In other industries, the situation is even more hopeless. Will AI solve your logistics problems? Maybe, but existing solutions already do that. Will AI help you with human resources management? Maybe, but again, not better than existing software. The problem is that AI is not magic — it is just another tool, and a tool is useful only when it solves a specific problem better, faster, or cheaper than alternatives.
Hype Versus Reality: A Gap That Will Not Close
The gap between hype and reality is growing, and this creates a problem for the industry. Investors continue to fund new AI startups because they still believe there will be a breakthrough. But each successive month without a breakthrough application makes it less likely. If AI was supposed to change the world, we should already be seeing concrete evidence of it in the form of widespread adoption and real value for users.

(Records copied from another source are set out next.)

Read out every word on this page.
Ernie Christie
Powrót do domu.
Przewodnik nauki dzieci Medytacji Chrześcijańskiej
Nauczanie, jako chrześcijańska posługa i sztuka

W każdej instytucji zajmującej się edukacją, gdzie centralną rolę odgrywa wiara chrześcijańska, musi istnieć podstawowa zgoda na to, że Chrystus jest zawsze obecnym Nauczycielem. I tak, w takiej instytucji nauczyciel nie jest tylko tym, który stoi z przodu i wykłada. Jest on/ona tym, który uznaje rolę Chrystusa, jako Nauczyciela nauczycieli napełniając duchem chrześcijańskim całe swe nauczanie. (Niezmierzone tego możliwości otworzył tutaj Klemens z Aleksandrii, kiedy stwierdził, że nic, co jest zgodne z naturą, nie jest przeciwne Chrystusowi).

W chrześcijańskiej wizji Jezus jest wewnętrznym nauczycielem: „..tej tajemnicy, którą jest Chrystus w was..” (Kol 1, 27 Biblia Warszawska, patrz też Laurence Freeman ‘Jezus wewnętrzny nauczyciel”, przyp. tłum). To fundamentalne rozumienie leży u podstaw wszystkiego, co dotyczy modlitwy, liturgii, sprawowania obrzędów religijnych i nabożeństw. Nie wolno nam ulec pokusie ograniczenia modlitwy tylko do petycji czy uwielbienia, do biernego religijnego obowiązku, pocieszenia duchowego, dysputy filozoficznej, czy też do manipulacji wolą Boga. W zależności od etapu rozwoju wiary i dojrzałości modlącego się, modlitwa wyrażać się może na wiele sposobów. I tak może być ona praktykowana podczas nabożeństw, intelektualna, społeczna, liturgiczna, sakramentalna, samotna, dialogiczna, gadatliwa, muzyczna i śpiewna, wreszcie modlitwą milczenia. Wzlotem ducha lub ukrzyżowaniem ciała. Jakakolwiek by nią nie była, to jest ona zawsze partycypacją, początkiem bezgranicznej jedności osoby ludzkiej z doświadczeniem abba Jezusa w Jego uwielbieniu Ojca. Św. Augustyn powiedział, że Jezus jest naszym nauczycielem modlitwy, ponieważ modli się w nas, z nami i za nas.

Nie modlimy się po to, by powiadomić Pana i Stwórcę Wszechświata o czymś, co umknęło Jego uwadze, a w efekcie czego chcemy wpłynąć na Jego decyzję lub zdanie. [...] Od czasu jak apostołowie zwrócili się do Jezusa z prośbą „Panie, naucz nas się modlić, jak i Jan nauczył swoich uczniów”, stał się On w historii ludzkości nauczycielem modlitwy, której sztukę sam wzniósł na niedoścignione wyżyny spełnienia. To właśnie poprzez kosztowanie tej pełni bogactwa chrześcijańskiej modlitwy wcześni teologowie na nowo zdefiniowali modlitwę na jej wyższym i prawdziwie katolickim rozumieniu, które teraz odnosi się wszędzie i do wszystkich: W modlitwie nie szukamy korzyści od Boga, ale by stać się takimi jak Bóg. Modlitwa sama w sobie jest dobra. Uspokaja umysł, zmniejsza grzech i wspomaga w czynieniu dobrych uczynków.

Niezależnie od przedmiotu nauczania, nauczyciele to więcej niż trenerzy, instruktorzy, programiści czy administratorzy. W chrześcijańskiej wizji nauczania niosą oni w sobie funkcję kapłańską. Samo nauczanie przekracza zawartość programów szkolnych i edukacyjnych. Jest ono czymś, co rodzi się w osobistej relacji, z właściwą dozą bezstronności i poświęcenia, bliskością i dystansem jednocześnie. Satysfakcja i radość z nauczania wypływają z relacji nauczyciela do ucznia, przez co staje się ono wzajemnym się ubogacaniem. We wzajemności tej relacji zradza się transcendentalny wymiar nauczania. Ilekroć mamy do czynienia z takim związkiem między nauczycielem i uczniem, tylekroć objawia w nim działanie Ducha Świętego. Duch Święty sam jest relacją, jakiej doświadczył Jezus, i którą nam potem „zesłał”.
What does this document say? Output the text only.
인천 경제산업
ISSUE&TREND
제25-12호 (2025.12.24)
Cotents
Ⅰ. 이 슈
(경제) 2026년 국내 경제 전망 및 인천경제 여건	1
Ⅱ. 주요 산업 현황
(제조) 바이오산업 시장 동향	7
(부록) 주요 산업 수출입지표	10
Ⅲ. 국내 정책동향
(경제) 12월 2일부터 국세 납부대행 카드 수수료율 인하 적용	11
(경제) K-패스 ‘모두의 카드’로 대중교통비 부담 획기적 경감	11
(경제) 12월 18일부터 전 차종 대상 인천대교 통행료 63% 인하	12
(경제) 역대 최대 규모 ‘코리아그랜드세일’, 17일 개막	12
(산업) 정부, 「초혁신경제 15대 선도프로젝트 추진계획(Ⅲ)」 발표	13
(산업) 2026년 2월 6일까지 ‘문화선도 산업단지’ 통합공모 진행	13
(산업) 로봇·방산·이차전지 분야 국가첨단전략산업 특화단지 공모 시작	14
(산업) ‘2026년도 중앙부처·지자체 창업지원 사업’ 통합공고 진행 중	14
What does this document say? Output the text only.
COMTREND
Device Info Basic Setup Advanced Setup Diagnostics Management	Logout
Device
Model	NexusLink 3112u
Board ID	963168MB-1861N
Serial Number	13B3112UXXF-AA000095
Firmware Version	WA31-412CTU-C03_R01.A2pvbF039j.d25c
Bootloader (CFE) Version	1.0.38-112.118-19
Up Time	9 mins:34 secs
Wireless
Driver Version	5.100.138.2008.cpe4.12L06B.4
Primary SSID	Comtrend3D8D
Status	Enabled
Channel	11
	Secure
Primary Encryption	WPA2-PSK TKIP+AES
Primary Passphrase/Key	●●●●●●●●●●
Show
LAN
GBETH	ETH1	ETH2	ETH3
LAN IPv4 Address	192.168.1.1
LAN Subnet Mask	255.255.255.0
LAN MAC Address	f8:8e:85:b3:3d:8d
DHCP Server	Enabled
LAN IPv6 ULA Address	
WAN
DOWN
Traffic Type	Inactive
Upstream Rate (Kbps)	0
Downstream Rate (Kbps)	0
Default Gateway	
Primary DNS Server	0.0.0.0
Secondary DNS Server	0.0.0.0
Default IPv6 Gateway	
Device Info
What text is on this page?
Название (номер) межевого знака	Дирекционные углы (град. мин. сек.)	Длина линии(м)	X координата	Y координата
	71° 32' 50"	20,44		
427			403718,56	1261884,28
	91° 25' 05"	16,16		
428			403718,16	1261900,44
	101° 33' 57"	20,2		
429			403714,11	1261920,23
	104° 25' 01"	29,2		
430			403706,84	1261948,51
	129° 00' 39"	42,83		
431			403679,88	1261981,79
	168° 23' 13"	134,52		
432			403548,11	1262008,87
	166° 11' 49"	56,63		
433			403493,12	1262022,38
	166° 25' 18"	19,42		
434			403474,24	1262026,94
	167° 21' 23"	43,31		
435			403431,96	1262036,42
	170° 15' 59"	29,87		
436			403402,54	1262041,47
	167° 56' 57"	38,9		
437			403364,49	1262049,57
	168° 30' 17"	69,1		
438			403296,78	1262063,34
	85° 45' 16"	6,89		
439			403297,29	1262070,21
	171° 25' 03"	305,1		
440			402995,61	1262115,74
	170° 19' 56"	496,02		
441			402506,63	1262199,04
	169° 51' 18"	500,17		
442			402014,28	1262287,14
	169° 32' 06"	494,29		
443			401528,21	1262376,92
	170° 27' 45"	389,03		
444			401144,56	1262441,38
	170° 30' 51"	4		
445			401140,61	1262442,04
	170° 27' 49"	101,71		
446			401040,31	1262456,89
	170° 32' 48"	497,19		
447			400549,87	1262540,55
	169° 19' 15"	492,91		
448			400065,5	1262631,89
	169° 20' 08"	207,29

Instead, we see something different: an industry desperately searching for justification for its existence. New AI features are added to products not because users want them, but because companies must show they are "doing something" about AI. This is a recipe for disappointment and ultimately for the collapse of the hype.
The history of technology shows that truly transformative technologies do not have to be sold — people want them because they actually solve their problems. Smartphones did not have to be sold — people wanted to have access to information, communication, and entertainment in their pocket. The Internet did not have to be sold — people wanted access to information and the ability to communicate. AI? AI has to be sold, which suggests that it does not solve a problem that people actually have.
Business Software Versus Consumer Revolution
Perhaps the problem is that the AI industry is looking for the wrong kind of application. Perhaps AI will never be a big thing for consumers — and that is okay. Many powerful technologies have never become popular with ordinary people. Databases, operating systems, network protocols — all are fundamental to the modern world, but no ordinary user worries about them.
If AI turns out to be useful mainly as business software — a tool for programmers, data analysts, scientists — that is okay. It will not be a revolution, but it could be a solid business. The problem is that the industry promised a revolution. It promised that AI would change everything, that it would be everywhere, that it would transform every aspect of our lives. These promises were too big, and reality is too small to fulfill them.
Meanwhile, when people hear about AI, they think of those promises. They think about job loss, manipulation, dystopian scenarios. They do not think about a tool that can help them write an email. This is a communication problem, but it is a problem that the industry created for itself.
The Future: When the Hype Ends
What will happen when the hype around AI finally ends? Most likely, we will see consolidation. Startups that cannot find real applications for their technologies will fail. Larger companies that invested in AI will have to find real return on investment or admit it was a bad decision. Some AI applications will survive and develop — those that actually solve real problems. Others will simply be forgotten, another entry in the long history of technological hype that never lived up to its promises.
The key question is: will the AI industry learn from this experience? Will it start looking for real problems to solve instead of looking for applications for its technology? Will it be more honest in its communication about AI's capabilities and limitations? These questions do not yet have answers, but the future of this industry depends on them. Without them, AI will remain what it is today — a promising but largely useless tool that people simply do not want.